本发明实施例涉及存储技术领域,公开了一种文件存储方法、删除方法、服务器及存储介质。一种文件存储方法,包括:接收待存储文件;检测在已存储的存储文件中,是否存在与待存储文件相同的存储文件;当存在与待存储文件相同的存储文件时,生成指向相同的存储文件的存储地址的路径,并将生成的路径作为待存储文件进行保存。采用本发明的实施方式,使得文件存储过程中,对同一份文件只存储一次,以实现对存储空间的优化。

Description

文件存储方法、删除方法、服务器及存储介质 技术领域
本发明涉及存储技术领域,特别涉及一种文件存储技术。
背景技术
随着互联网高速发展,产生了诸多新型存储设备,如文件资源服务器等,通常是多个用户共用一个存储空间,每个用户都可拥有自己的空间用于存储文件;随着时间增长,存储空间的消耗会不断增大。
然而发明人发现现有技术中存在如下问题:由于用户行为的不可控性,当多个用户分别存储了同样的文件时,会造成相同文件的重复存储,占用了不必要的存储空间,浪费了有限的存储资源;若通过新增文件资源服务器等来解决文件重复存储占用存储空间的问题,则会产生巨大的成本。
发明内容
本发明实施方式的目的在于提供一种文件存储方法、删除方法、服务器及存储介质,以解决相同文件重复存储时占用存储空间的问题,使得文件存储过程中,对同一份文件只存储一次,以实现对存储空间的优化。
为解决上述技术问题,本发明的实施方式提供了一种文件存储方法,包括以下步骤:接收待存储文件;检测在已存储的存储文件中,是否存在与待存储文件相同的存储文件;当存在与待存储文件相同的存储文件时,生成指向相同的存储文件的存储地址的路径,并将生成的路径作为待存储文件进行保存。
本发明的实施方式还提供了一种文件删除方法,包括以下步骤:接收文件的删除指令;若待删除文件为以路径方式存储的文件,则删除存储的路径。
本发明的实施方式还提供了一种服务器,包括:至少一个处理器;以及,与至少一个处理器通信连接的存储器;其中,存储器存储有可被至少一个处理器执行的指令,指令被至少一个处理器执行,以使至少一个处理器能够执行上述的文件存储方法,或者,执行上述的文件删除方法。
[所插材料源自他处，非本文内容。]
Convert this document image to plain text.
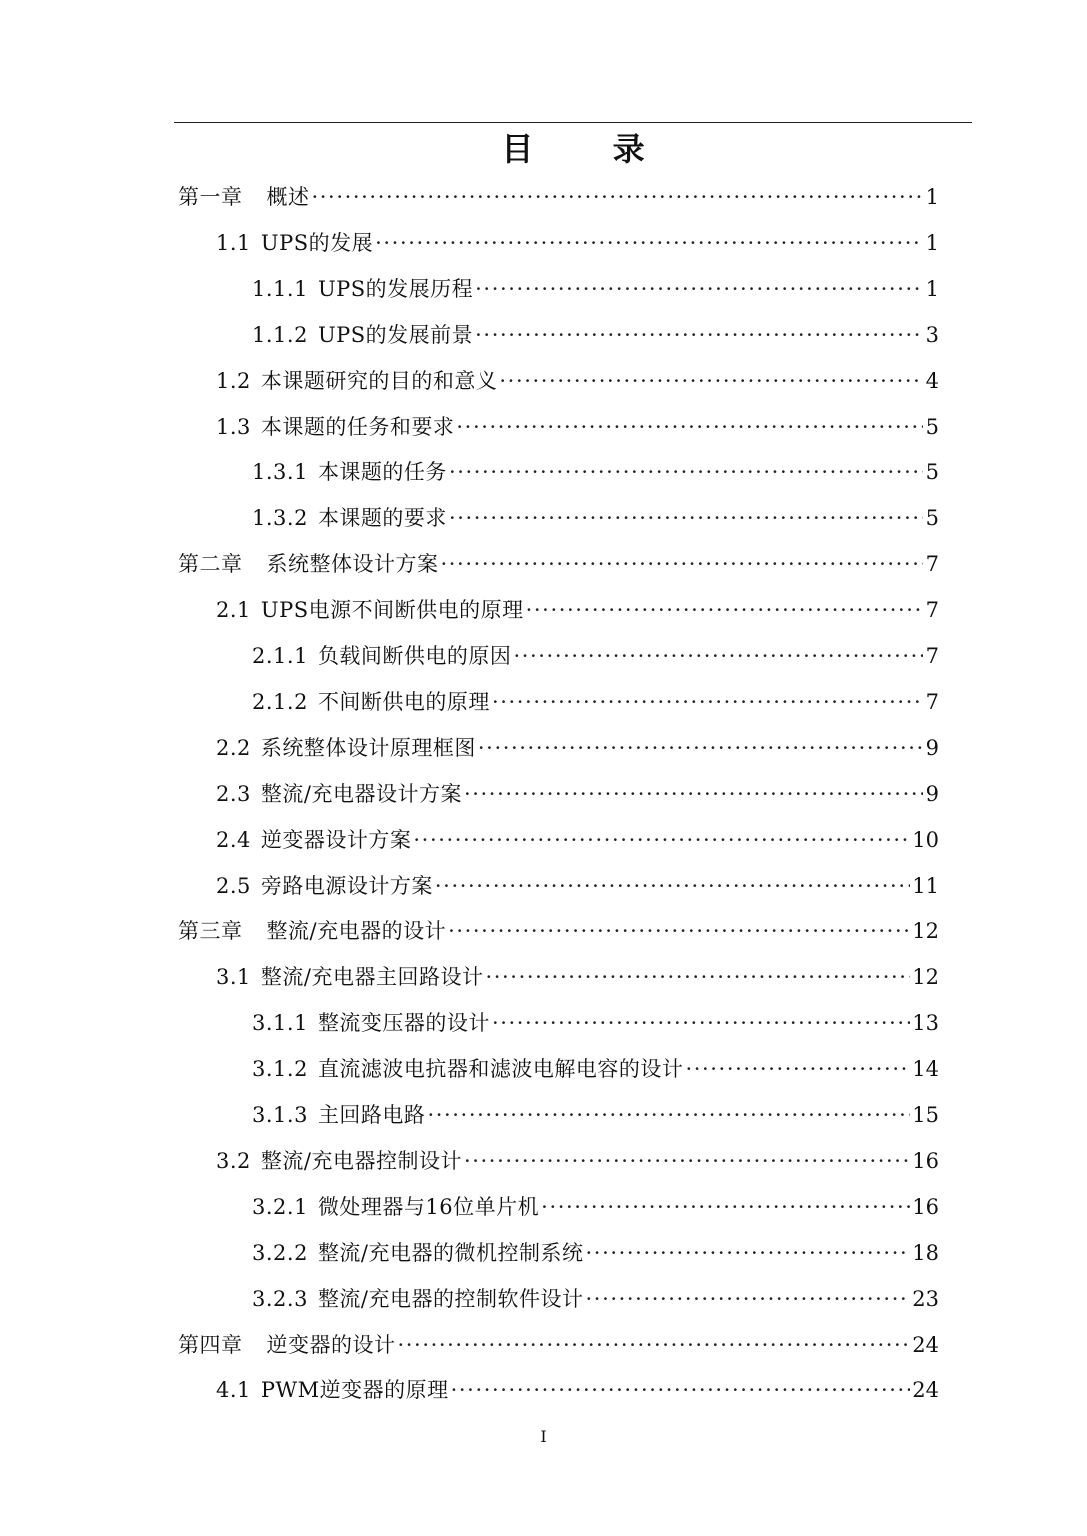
目 录
第一章 概述 ·····	1
1.1 UPS的发展 ·····	1
1.1.1 UPS的发展历程 ·····	1
1.1.2 UPS的发展前景 ·····	3
1.2 本课题研究的目的和意义 ·····	4
1.3 本课题的任务和要求 ·····	5
1.3.1 本课题的任务 ·····	5
1.3.2 本课题的要求 ·····	5
第二章 系统整体设计方案 ·····	7
2.1 UPS电源不间断供电的原理 ·····	7
2.1.1 负载间断供电的原因 ·····	7
2.1.2 不间断供电的原理 ·····	7
2.2 系统整体设计原理框图 ·····	9
2.3 整流/充电器设计方案 ·····	9
2.4 逆变器设计方案 ·····	10
2.5 旁路电源设计方案 ·····	11
第三章 整流/充电器的设计 ·····	12
3.1 整流/充电器主回路设计 ·····	12
3.1.1 整流变压器的设计 ·····	13
3.1.2 直流滤波电抗器和滤波电解电容的设计 ·····	14
3.1.3 主回路电路 ·····	15
3.2 整流/充电器控制设计 ·····	16
3.2.1 微处理器与16位单片机 ·····	16
3.2.2 整流/充电器的微机控制系统 ·····	18
3.2.3 整流/充电器的控制软件设计 ·····	23
第四章 逆变器的设计 ·····	24
4.1 PWM逆变器的原理 ·····	24
I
本发明的实施方式还提供了一种计算机可读存储介质,存储有计算机程序,计算机程序被处理器执行时上述文件存储方法,或者,执行上述文件删除方法。
本发明实施方式相对于现有技术而言,接收待存储的文件,首先检测在已存储的存储文件中,是否存在与待存储文件相同的存储文件,当存在与存储文件相同的存储文件时,生成指向相同的存储文件的存储地址的路径,并将生成的路径作为待存储文件保存,即对重复存储过的文件,只保存指向相同存储文件的存储地址的路径,用户通过保存的路径同样可以访问到待存储文件,极大的减少了对存储空间的占用,提升了存储空间的利用率,且从存储文件至存储路径的演变无需用户进行额外的操作,实现简单,实用性高,不会产生过多成本。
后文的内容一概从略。